The Gore boomlet is also being driven by another force: the creeping sense of foreboding about the prospect of Hillary Clinton's march to her party's nomination. "Every conversation in Democratic politics right now has the same three sentences," observes a senior party player. "One: 'She is the presumptive front-runner.' Two: 'I don't much like her, but I don't want to cross her, for God's sake!' And three: 'If she's our nominee, we're going to get killed.' It's like some Japanese epic film where everyone sees the disaster coming in the third reel but no one can figure out what to do about it."

Gore's loyalists take pains to avoid criticizing Hillary (on the record, at least). But many of them plainly see their guy as the solution to the Democrats' dilemma. "If he runs, he's certainly the front-runner or the co-front-runner with Mrs. Clinton," contends Ron Klain, Gore's former vice-presidential chief of staff. "And, in the end, he would probably win the nomination."

We don't think it's going to happen, for three reasons.

First, Gore's long-forgotten concession speech in 2000 was the one moment in his public career in which he appeared lucid and at peace. If this doesn't prove that deep down he doesn't really want to be president, we might as well turn in our license to practice armchair psychology.

Second, you just know in the end the Democrats will do whatever the Clintons want.

Third, NewsMax.com notes that "the weather doesn't seem to be cooperating":

Instead of the sweltering late-May temperatures that might give the impression there was something to Gore's claims that the planet is melting, New Yorkers turned up their thermostats Sunday night to fend off an unusual pre-Memorial Day chill.

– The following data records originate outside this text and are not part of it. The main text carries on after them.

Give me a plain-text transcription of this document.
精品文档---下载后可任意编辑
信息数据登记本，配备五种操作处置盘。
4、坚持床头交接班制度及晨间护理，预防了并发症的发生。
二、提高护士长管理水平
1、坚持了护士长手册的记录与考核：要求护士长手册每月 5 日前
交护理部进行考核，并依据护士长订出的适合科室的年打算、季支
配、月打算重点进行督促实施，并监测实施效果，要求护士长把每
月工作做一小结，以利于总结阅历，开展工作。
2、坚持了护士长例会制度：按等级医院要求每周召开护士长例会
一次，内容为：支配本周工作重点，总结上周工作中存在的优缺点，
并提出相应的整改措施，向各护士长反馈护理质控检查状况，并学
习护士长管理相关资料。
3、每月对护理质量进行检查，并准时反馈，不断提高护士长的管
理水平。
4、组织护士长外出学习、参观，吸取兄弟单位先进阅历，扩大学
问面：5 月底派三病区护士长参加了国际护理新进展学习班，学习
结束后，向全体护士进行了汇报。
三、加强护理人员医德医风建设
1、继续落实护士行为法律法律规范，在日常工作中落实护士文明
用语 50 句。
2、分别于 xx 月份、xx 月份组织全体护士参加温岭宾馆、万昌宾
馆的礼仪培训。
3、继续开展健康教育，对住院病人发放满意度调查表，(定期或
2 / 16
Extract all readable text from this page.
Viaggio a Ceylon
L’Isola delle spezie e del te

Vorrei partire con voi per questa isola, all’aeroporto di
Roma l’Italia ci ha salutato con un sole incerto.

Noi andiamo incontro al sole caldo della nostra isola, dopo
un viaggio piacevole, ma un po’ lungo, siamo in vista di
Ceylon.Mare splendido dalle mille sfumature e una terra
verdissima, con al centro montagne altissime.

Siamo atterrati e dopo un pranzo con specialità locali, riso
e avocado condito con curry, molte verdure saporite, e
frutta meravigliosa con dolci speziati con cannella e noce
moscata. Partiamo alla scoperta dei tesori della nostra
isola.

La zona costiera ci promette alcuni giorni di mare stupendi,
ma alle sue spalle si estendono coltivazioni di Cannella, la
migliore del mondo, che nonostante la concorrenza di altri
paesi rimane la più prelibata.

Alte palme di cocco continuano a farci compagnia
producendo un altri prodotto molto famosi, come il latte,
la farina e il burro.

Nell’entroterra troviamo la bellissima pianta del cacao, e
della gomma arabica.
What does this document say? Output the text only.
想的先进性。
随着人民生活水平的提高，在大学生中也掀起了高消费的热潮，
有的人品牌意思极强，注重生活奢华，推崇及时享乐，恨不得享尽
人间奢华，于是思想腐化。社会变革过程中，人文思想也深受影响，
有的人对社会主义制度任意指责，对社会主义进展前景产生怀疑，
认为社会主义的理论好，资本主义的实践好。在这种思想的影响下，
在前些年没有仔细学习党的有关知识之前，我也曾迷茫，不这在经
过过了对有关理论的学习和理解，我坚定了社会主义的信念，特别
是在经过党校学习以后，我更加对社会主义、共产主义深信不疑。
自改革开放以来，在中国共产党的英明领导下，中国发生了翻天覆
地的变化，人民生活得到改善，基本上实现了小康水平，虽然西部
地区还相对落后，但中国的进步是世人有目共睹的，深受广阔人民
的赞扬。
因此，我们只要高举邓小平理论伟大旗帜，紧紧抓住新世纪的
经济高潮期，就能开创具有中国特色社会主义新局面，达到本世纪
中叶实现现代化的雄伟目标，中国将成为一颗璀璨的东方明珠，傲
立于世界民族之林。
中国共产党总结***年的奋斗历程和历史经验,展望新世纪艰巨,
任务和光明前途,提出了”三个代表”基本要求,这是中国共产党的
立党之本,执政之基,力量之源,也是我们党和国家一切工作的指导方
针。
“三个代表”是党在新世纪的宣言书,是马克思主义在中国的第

In the lower Hudson Valley, frost warnings were issued, as the overnight temperature dipped to a chilly 38 degrees Fahrenheit.

The rest of the country was enjoying unseasonably cool weather as well, with Dallas and Atlanta--where the temperature often tops 90 degrees by late-May--coming in 10 degrees below seasonal norms.

We don't mean to get all religious or anything, but this--as well as earlier evidence--suggests that whoever controls the weather is not exactly rooting for Gore.